A transformação da experiência de compra – como a ciência pode ajudar o varejo

A transformação da experiência de compra – como a ciência pode ajudar o varejo

25 July 2017

Não é segredo que hoje o varejo precisa ser capaz de utilizar estrategicamente os recursos da ciência do consumidor e dos dados, utilizando esses ativos para transformar insights em ações rápidas. Para sobreviver neste setor muito competitivo e manter ou ampliar participação de mercado, os varejistas têm sido forçados a se adaptar constantemente, modificando suas ofertas de produtos e serviços para acompanhar as mudanças de comportamento dos consumidores e garantir que a experiência de consumo oferecida se destaque em relação aos concorrentes – tanto online quanto nas lojas físicas.

Por ser um setor incrivelmente rico em dados, o varejo percebeu que não pode ficar para trás na corrida pelo melhor entendimento dos consumidores – com um consumo previsto de US$ 5,1 bilhões em retail analytics em 2020, um aumento de 18,9% em apenas cinco anos.

Realizar investimentos significativos para otimizar o uso dos dados dos consumidores é, com certeza, um item de alta prioridade para muitos varejistas em todo o mundo. Um estudo realizado recentemente pela Forrester mostra que 69% das empresas afirmaram que usar eficientemente os dados dos consumidores era um desafio crítico em suas organizações, que impactava sua capacidade de desenvolver e executar estratégias centradas nos clientes. O próximo desafio que fará o varejo perder o sono é a necessidade de provar o retorno sobre os investimentos realizados em analytics.

Com a proliferação de diferentes fontes de dados ganhando corpo simultaneamente, especialmente pelo fato dos consumidores viverem grande parte de suas vidas online, o varejo precisa pensar estrategicamente a respeito de que fontes de dados podem ser combinadas para criar insights que gerarão diferenciação. Para obter sucesso, é preciso focar aplicações práticas que irão melhorar, dia após dia, a capacidade de tomada de decisões e o desempenho das lojas.

Veja alguns exemplos de como a ciência do consumidor está ajudando o varejo:

Comunicação e conteúdo: da massificação para a segmentação para a personalização

A segmentação dos consumidores com base em hábitos de compra, com contatos realizados por meio de mensagens relevantes no momento correto, foi superada por conteúdo e ofertas individualizadas, em tempo real, que utilizam a modelagem de simulações para prever o comportamento dos clientes a partir de dados históricos de comportamento.

A união do comportamento e da atitude gera uma visão 360 graus

Ouvir a voz do cliente nas mídias sociais, rastreamento de sentimentos e feedback do atendimento ao cliente são algumas das fontes de dados não-estruturados que hoje podem ser analisadas por meio de algoritmos que utilizam o processamento de linguagem natural. A combinação de dados estruturados e não-estruturados oferece insights mais ricos a respeito do que os clientes estão pensando e sentindo, e não apenas a respeito do que eles compraram e do quanto pagaram.
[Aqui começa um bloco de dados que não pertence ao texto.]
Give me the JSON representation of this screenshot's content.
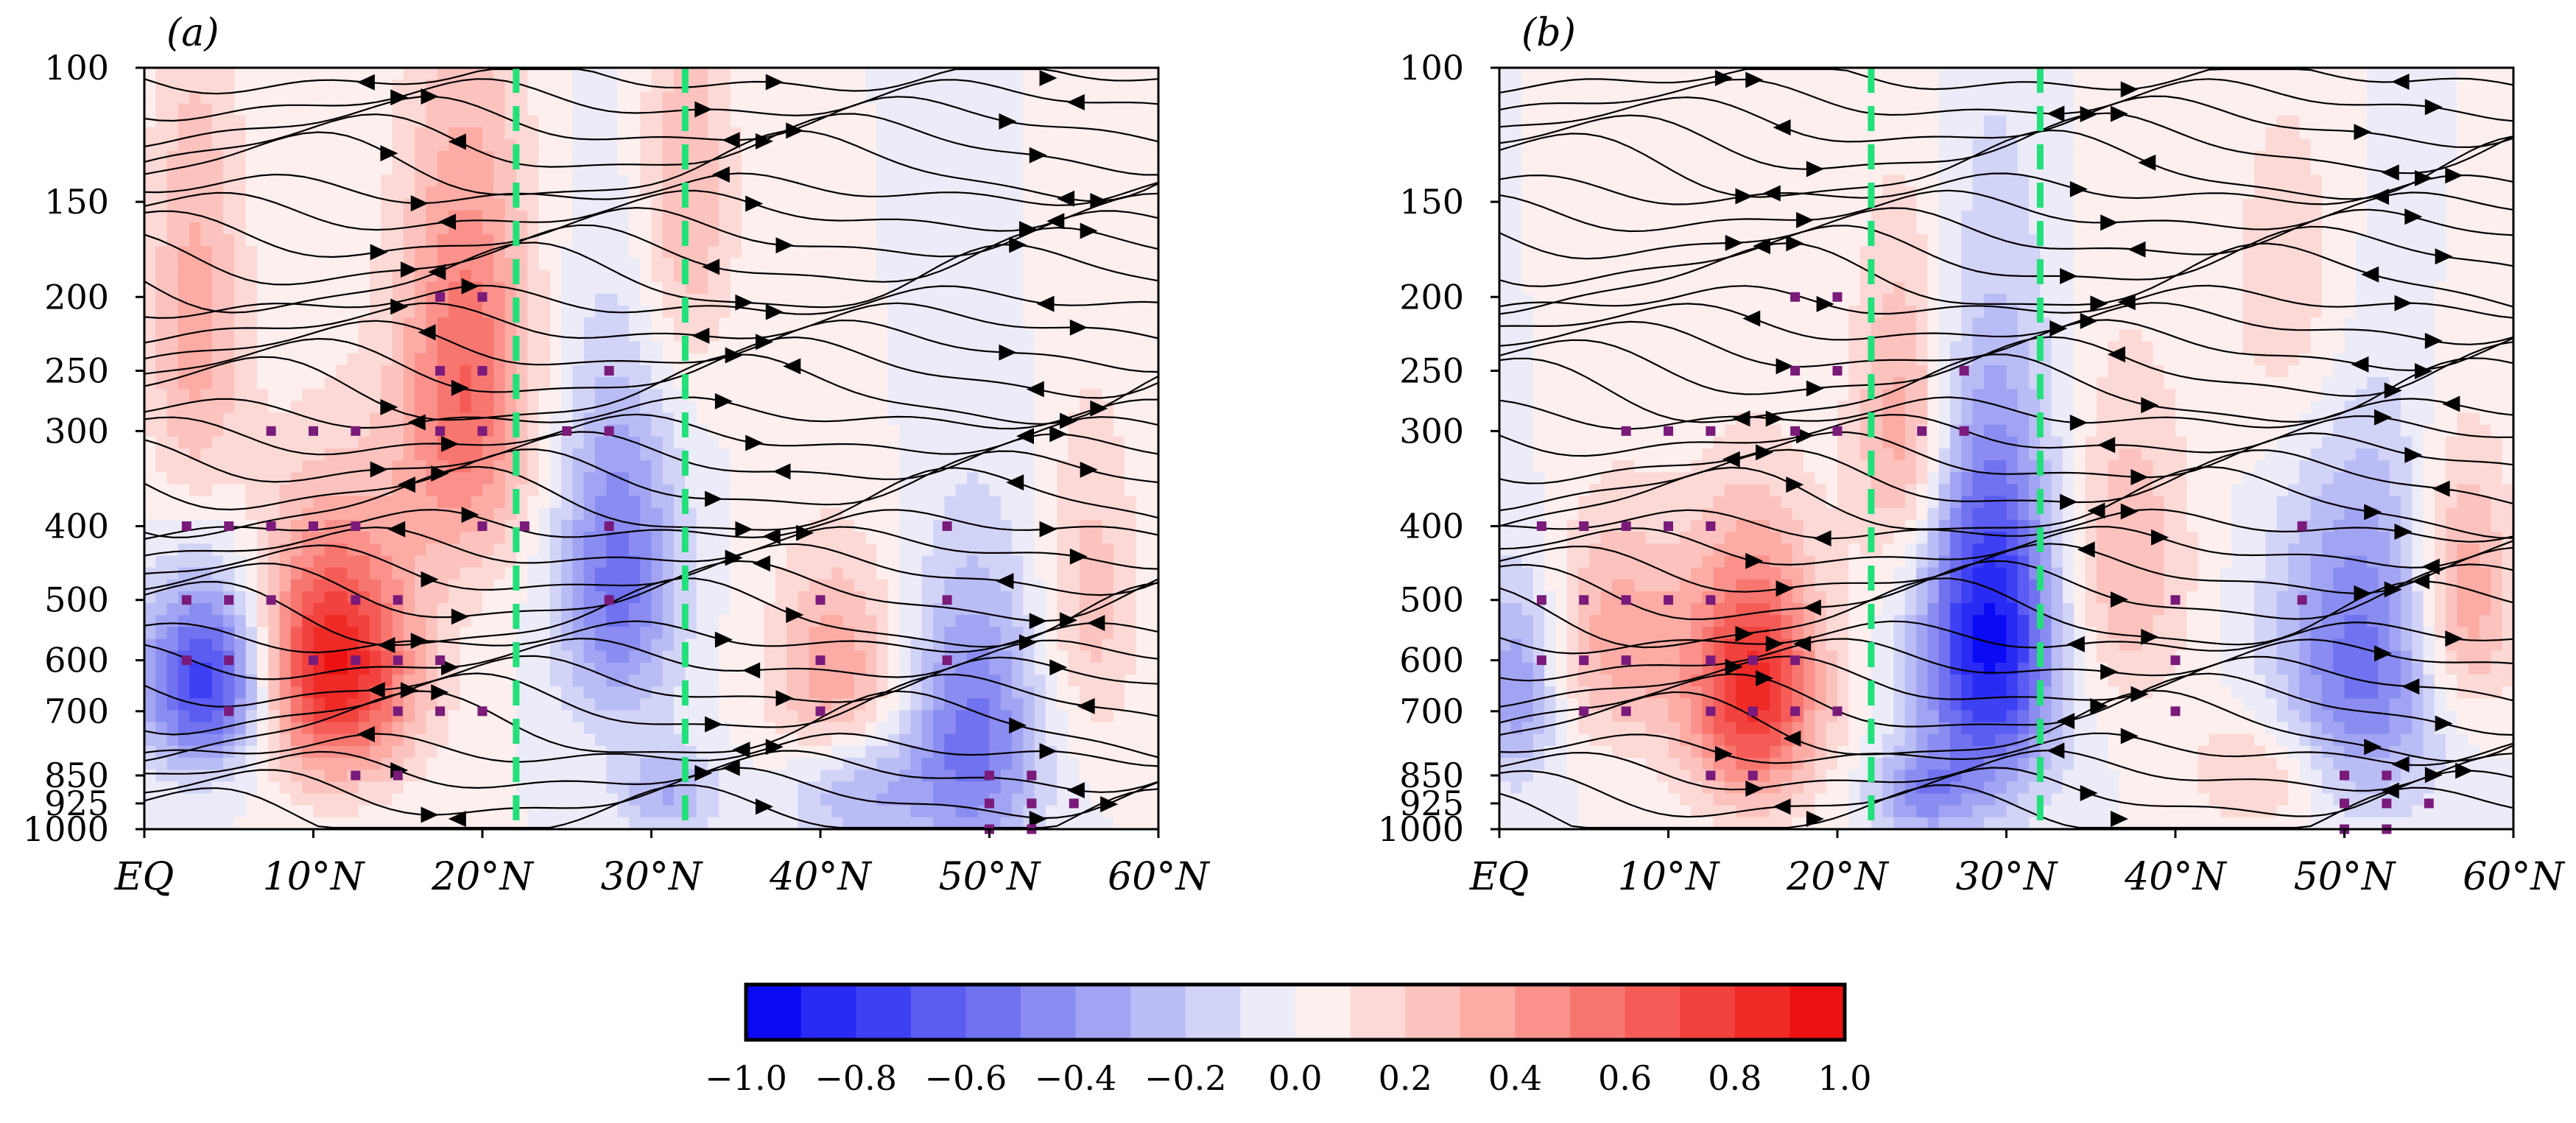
{
  "chart_data": [
    {
      "type": "heatmap",
      "panel_label": "(a)",
      "yticks": [
        "100",
        "150",
        "200",
        "250",
        "300",
        "400",
        "500",
        "600",
        "700",
        "850",
        "925",
        "1000"
      ],
      "ytick_values": [
        100,
        150,
        200,
        250,
        300,
        400,
        500,
        600,
        700,
        850,
        925,
        1000
      ],
      "xticks": [
        "EQ",
        "10°N",
        "20°N",
        "30°N",
        "40°N",
        "50°N",
        "60°N"
      ],
      "xtick_values": [
        0,
        10,
        20,
        30,
        40,
        50,
        60
      ],
      "xlim": [
        0,
        60
      ],
      "ylim": [
        1000,
        100
      ],
      "reference_lines_lat": [
        22,
        32
      ],
      "reference_line_color": "#22e07a",
      "significance_marker_color": "#7a1a7a",
      "anomalies": [
        {
          "lat": 4,
          "p": 640,
          "v": -0.85,
          "rlat": 4,
          "rp": 180
        },
        {
          "lat": 11,
          "p": 610,
          "v": 0.95,
          "rlat": 5,
          "rp": 230
        },
        {
          "lat": 19,
          "p": 260,
          "v": 0.6,
          "rlat": 4,
          "rp": 170
        },
        {
          "lat": 28,
          "p": 470,
          "v": -0.55,
          "rlat": 3.5,
          "rp": 230
        },
        {
          "lat": 41,
          "p": 640,
          "v": 0.4,
          "rlat": 4,
          "rp": 220
        },
        {
          "lat": 49,
          "p": 760,
          "v": -0.55,
          "rlat": 4,
          "rp": 320
        },
        {
          "lat": 31,
          "p": 900,
          "v": -0.3,
          "rlat": 3,
          "rp": 120
        },
        {
          "lat": 42,
          "p": 880,
          "v": -0.35,
          "rlat": 4,
          "rp": 160
        },
        {
          "lat": 56,
          "p": 500,
          "v": 0.25,
          "rlat": 3,
          "rp": 250
        },
        {
          "lat": 3,
          "p": 220,
          "v": 0.35,
          "rlat": 3,
          "rp": 150
        },
        {
          "lat": 32,
          "p": 150,
          "v": 0.3,
          "rlat": 3,
          "rp": 100
        }
      ],
      "significance_points": [
        [
          7.5,
          300
        ],
        [
          10,
          300
        ],
        [
          12.5,
          300
        ],
        [
          17.5,
          300
        ],
        [
          20,
          300
        ],
        [
          25,
          300
        ],
        [
          27.5,
          300
        ],
        [
          17.5,
          200
        ],
        [
          20,
          200
        ],
        [
          17.5,
          250
        ],
        [
          20,
          250
        ],
        [
          27.5,
          250
        ],
        [
          2.5,
          400
        ],
        [
          5,
          400
        ],
        [
          7.5,
          400
        ],
        [
          10,
          400
        ],
        [
          12.5,
          400
        ],
        [
          20,
          400
        ],
        [
          22.5,
          400
        ],
        [
          27.5,
          400
        ],
        [
          47.5,
          400
        ],
        [
          2.5,
          500
        ],
        [
          5,
          500
        ],
        [
          7.5,
          500
        ],
        [
          12.5,
          500
        ],
        [
          15,
          500
        ],
        [
          27.5,
          500
        ],
        [
          40,
          500
        ],
        [
          47.5,
          500
        ],
        [
          2.5,
          600
        ],
        [
          5,
          600
        ],
        [
          10,
          600
        ],
        [
          12.5,
          600
        ],
        [
          15,
          600
        ],
        [
          17.5,
          600
        ],
        [
          40,
          600
        ],
        [
          47.5,
          600
        ],
        [
          5,
          700
        ],
        [
          15,
          700
        ],
        [
          17.5,
          700
        ],
        [
          20,
          700
        ],
        [
          40,
          700
        ],
        [
          12.5,
          850
        ],
        [
          15,
          850
        ],
        [
          50,
          850
        ],
        [
          52.5,
          850
        ],
        [
          50,
          925
        ],
        [
          52.5,
          925
        ],
        [
          55,
          925
        ],
        [
          50,
          1000
        ],
        [
          52.5,
          1000
        ]
      ]
    },
    {
      "type": "heatmap",
      "panel_label": "(b)",
      "yticks": [
        "100",
        "150",
        "200",
        "250",
        "300",
        "400",
        "500",
        "600",
        "700",
        "850",
        "925",
        "1000"
      ],
      "ytick_values": [
        100,
        150,
        200,
        250,
        300,
        400,
        500,
        600,
        700,
        850,
        925,
        1000
      ],
      "xticks": [
        "EQ",
        "10°N",
        "20°N",
        "30°N",
        "40°N",
        "50°N",
        "60°N"
      ],
      "xtick_values": [
        0,
        10,
        20,
        30,
        40,
        50,
        60
      ],
      "xlim": [
        0,
        60
      ],
      "ylim": [
        1000,
        100
      ],
      "reference_lines_lat": [
        22,
        32
      ],
      "reference_line_color": "#22e07a",
      "significance_marker_color": "#7a1a7a",
      "anomalies": [
        {
          "lat": 15,
          "p": 650,
          "v": 0.85,
          "rlat": 4,
          "rp": 250
        },
        {
          "lat": 29,
          "p": 560,
          "v": -0.95,
          "rlat": 4,
          "rp": 300
        },
        {
          "lat": 7,
          "p": 560,
          "v": 0.35,
          "rlat": 4,
          "rp": 200
        },
        {
          "lat": 1,
          "p": 650,
          "v": -0.4,
          "rlat": 2.5,
          "rp": 200
        },
        {
          "lat": 24,
          "p": 300,
          "v": 0.4,
          "rlat": 3,
          "rp": 150
        },
        {
          "lat": 37,
          "p": 450,
          "v": 0.3,
          "rlat": 4,
          "rp": 220
        },
        {
          "lat": 51,
          "p": 600,
          "v": -0.55,
          "rlat": 5,
          "rp": 300
        },
        {
          "lat": 57,
          "p": 500,
          "v": 0.45,
          "rlat": 3,
          "rp": 200
        },
        {
          "lat": 25,
          "p": 900,
          "v": -0.4,
          "rlat": 3,
          "rp": 120
        },
        {
          "lat": 45,
          "p": 850,
          "v": 0.25,
          "rlat": 4,
          "rp": 150
        },
        {
          "lat": 47,
          "p": 200,
          "v": 0.2,
          "rlat": 4,
          "rp": 120
        }
      ],
      "significance_points": [
        [
          17.5,
          200
        ],
        [
          20,
          200
        ],
        [
          17.5,
          250
        ],
        [
          20,
          250
        ],
        [
          27.5,
          250
        ],
        [
          7.5,
          300
        ],
        [
          10,
          300
        ],
        [
          12.5,
          300
        ],
        [
          17.5,
          300
        ],
        [
          20,
          300
        ],
        [
          25,
          300
        ],
        [
          27.5,
          300
        ],
        [
          2.5,
          400
        ],
        [
          5,
          400
        ],
        [
          7.5,
          400
        ],
        [
          10,
          400
        ],
        [
          12.5,
          400
        ],
        [
          47.5,
          400
        ],
        [
          2.5,
          500
        ],
        [
          5,
          500
        ],
        [
          7.5,
          500
        ],
        [
          10,
          500
        ],
        [
          12.5,
          500
        ],
        [
          40,
          500
        ],
        [
          47.5,
          500
        ],
        [
          2.5,
          600
        ],
        [
          5,
          600
        ],
        [
          7.5,
          600
        ],
        [
          12.5,
          600
        ],
        [
          15,
          600
        ],
        [
          17.5,
          600
        ],
        [
          40,
          600
        ],
        [
          5,
          700
        ],
        [
          7.5,
          700
        ],
        [
          12.5,
          700
        ],
        [
          15,
          700
        ],
        [
          17.5,
          700
        ],
        [
          20,
          700
        ],
        [
          40,
          700
        ],
        [
          12.5,
          850
        ],
        [
          15,
          850
        ],
        [
          50,
          850
        ],
        [
          52.5,
          850
        ],
        [
          50,
          925
        ],
        [
          52.5,
          925
        ],
        [
          55,
          925
        ],
        [
          50,
          1000
        ],
        [
          52.5,
          1000
        ]
      ]
    }
  ],
  "colorbar": {
    "tick_labels": [
      "−1.0",
      "−0.8",
      "−0.6",
      "−0.4",
      "−0.2",
      "0.0",
      "0.2",
      "0.4",
      "0.6",
      "0.8",
      "1.0"
    ],
    "tick_values": [
      -1.0,
      -0.8,
      -0.6,
      -0.4,
      -0.2,
      0.0,
      0.2,
      0.4,
      0.6,
      0.8,
      1.0
    ],
    "min": -1.0,
    "max": 1.0,
    "n_colors": 20,
    "colors": [
      "#0a0af5",
      "#2a2af5",
      "#3e40f3",
      "#5a5cf2",
      "#7072f0",
      "#8a8cf1",
      "#a2a4f3",
      "#babcf5",
      "#d2d4f7",
      "#ececf9",
      "#fcefed",
      "#fcd9d6",
      "#fcc3be",
      "#fcaba5",
      "#fa918b",
      "#f87670",
      "#f55c57",
      "#f2423e",
      "#ef2a27",
      "#ec1212"
    ]
  }
}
Otimização de preços e lucratividade das ações promocionais

Precificar produtos e realizar promoções a partir do mercado, e não dos consumidores, em uma corrida para permanecer competitivo, corrói ainda mais as já magras margens do varejo alimentar. Na busca por ganhos de curto prazo, o excesso de promoções leva ao aumento da canibalização, a um crescimento baixo ou insignificante do volume de vendas e à degradação de sua marca. Preço e promoções desempenho um papel chave no aspecto “surprise & delight” de sua experiência de consumo e, por isso, ter a ciência correta para avaliar que promoções devem ser mantidas ou eliminadas, e que produtos não exigem um posicionamento competitivo de preços, pode fazer uma diferença enorme no resultado final.

Sortimento mais assertivo e aumento de eficiência

Um estoque inchado é ruim tanto para os clientes quanto para o varejista, levando a uma complexidade operacional na cadeia de suprimentos, questões de disponibilidade e dificuldade de entendimento da oferta de produtos. Clientes pressionados pela falta de tempo buscam simplicidade e uma amplitude menor de sortimento, com a largura e profundidade de produtos correta que lhes entregue uma melhor experiência de compra e gere, para o varejista, mais eficiência operacional. As técnicas tradicionais de racionalização de produtos tiram de linha produtos que podem vender pouco, mas que podem ser essenciais para grupos de clientes de alto valor. Sofisticadas análises do comportamento de consumo têm ajudado o varejo a cortar produtos que não têm grande valor para os clientes e que trazem pouca contribuição à experiência de consumo.

Ações baseadas em insights exigem análises inteligentes e formas criativas de desenvolver novos tipos de dados de clientes. Para o varejo, a questão não é se é preciso investir, mas sim como assegurar que esse investimento gere as oportunidades corretas a partir de seus ativos de dados.